Is 11, 1-10 ; Ps 71 ; Rm 15, 4-9 ; Mt 3, 1-12

 

Ce dimanche nous invite à méditer sur le chemin que Dieu a tracé pour nous permettre de Le rencontrer. Cela commence avec le texte d’Isaïe qui annonce un Messie, un descendant de David. Ce Messie est défini comme celui qui apporte la Justice.
La justice a toujours été un désir des hommes, et dans la bible elle est sans cesse évoquée. Les prophètes dénoncent les injustices dont le peuple est victime ou parfois auteur. Mais la Justice est en même temps un attribut de Dieu, elle est l’ordre du Monde voulu par Dieu. Quant Il exerce sa Justice, il n’est pas d’abord question de punition, de tribunal, mais d’établir ou rétablir l’ordre voulu. Lorsque Dieu juge, ce ne sont pas d’abord des peines qui sont en cause mais une remise en ordre du monde.
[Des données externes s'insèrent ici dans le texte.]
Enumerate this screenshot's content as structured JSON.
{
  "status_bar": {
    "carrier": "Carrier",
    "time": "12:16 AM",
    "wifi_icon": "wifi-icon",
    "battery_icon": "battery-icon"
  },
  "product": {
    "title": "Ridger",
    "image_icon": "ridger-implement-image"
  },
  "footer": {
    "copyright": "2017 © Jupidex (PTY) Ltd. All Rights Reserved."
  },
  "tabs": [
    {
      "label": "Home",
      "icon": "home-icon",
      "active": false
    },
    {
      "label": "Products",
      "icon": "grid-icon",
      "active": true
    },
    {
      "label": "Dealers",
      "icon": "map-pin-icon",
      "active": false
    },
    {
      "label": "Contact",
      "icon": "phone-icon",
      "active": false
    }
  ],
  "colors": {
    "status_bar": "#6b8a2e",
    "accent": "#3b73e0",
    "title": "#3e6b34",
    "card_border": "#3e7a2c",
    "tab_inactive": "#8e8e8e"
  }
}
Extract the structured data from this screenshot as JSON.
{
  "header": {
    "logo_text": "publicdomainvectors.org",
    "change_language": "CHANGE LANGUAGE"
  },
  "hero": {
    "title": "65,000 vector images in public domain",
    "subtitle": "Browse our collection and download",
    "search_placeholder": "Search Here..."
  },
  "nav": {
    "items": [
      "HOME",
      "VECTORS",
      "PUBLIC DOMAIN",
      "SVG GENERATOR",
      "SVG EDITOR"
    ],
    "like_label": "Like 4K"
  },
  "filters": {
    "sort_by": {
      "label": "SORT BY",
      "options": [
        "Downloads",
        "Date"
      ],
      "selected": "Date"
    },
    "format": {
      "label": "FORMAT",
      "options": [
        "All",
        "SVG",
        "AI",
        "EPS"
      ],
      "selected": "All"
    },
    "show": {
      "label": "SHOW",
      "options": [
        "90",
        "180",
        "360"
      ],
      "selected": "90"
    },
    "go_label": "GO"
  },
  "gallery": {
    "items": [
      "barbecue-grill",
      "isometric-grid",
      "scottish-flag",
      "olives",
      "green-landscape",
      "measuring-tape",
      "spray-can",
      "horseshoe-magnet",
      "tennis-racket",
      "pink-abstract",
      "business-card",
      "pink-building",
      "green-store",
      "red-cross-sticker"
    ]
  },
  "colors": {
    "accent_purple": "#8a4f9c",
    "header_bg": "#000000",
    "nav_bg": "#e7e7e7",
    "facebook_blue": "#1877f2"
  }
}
Ainsi la Justice est un attribut de Dieu, et ceux qui n’exercent pas la justice s’opposent à Lui. Le prophète nous annonce que cette Justice sera pratiquée par le Messie grâce aux dons dont il est pourvu, dons qu’il doit à l’esprit du Seigneur qui repose sur lui (et qu’autrefois nous appelions les « dons du Saint Esprit »). Cette Justice se préoccupe prioritairement des humbles et des petits qui sont les plus fragiles face aux puissants qui se permettent de les écraser.
Le résultat de l’instauration de cette Justice sera alors un monde de paix, dans lequel « l
e loup habitera avec l’agneau, le léopard se couchera près du chevreau, etc ». Le texte ne parle pas d’amour, le premier degré de la relation à Dieu est d’accueillir sa Justice et de construire la paix.

 

Le psaume reprend ces idées de Justice, la mise en ordre voulue par Dieu passe par la nécessité de « délivrer le pauvre qui appelle et le malheureux sans recours ». Le roi, désigné par Dieu, et donc ici le Messie annoncé qui le représente, est appelé à faire régner cette Justice, alors « en lui, que soient bénies toutes les familles de la terre; que tous les pays le disent bienheureux ! »

 

Saint Paul voit dans cette venue du Messie la source de notre espérance. Si sa Justice nous est accordée, alors nous serons « d’accord les uns avec les autres » et nous pourrons « rendre gloire à Dieu ». Et de nous rappeler que cela concerne au premier chef les Juifs auxquels les promesses ont été faites, mais ensuite cela s’adresse aussi aux « Nations » : ce don de Dieu est pour tous.

 

L’Évangile, lui, change de ton. Jean-Baptiste est « celui qui crie dans le désert », et il est brutal. Sans conversion, nous ne pourrons pas accueillir la Justice de Dieu. Celle-ci dépasse de beaucoup le respect de la Loi (Paul, dans ses lettres, en particulier dans celle aux Romains, sera encore plus clair, affirmant que la Loi ne sauve pas). Aux pharisiens et sadducéens qui venaient se mettre en règle avec la Loi par son baptême, Jean rappelle que cela ne les sauvera pas. Être fils d’Abraham ne garantit rien si on n’entre pas dans la foi de ce patriarche, « des pierres que voici, Dieu peut faire surgir des enfants à Abraham ». Autant dire qu’être fils d’Abraham est une exigence et non une filiation par le sang. Autant pour nous !
Le baptême de Jean n’est qu’un symbole, il n’est pas efficient. Ce qui est efficient, c’est la conversion du cœur et le baptême « 
dans l’Esprit Saint et le feu » que le Messie nous apportera.

 

Quand le Messie sera parmi nous, alors le règne de paix annoncé par Isaïe commencera, ce sera le signe de sa venue. Ceci est la réponse de Jésus à Jean qui l’interrogeait depuis sa prison : « les boiteux marchent, etc. » Évidemment il ne s’agit pas seulement des miracles physiques, mais des guérisons et redressements intérieurs obtenus dans la foi en Jésus. Ce sera le thème du dimanche suivant.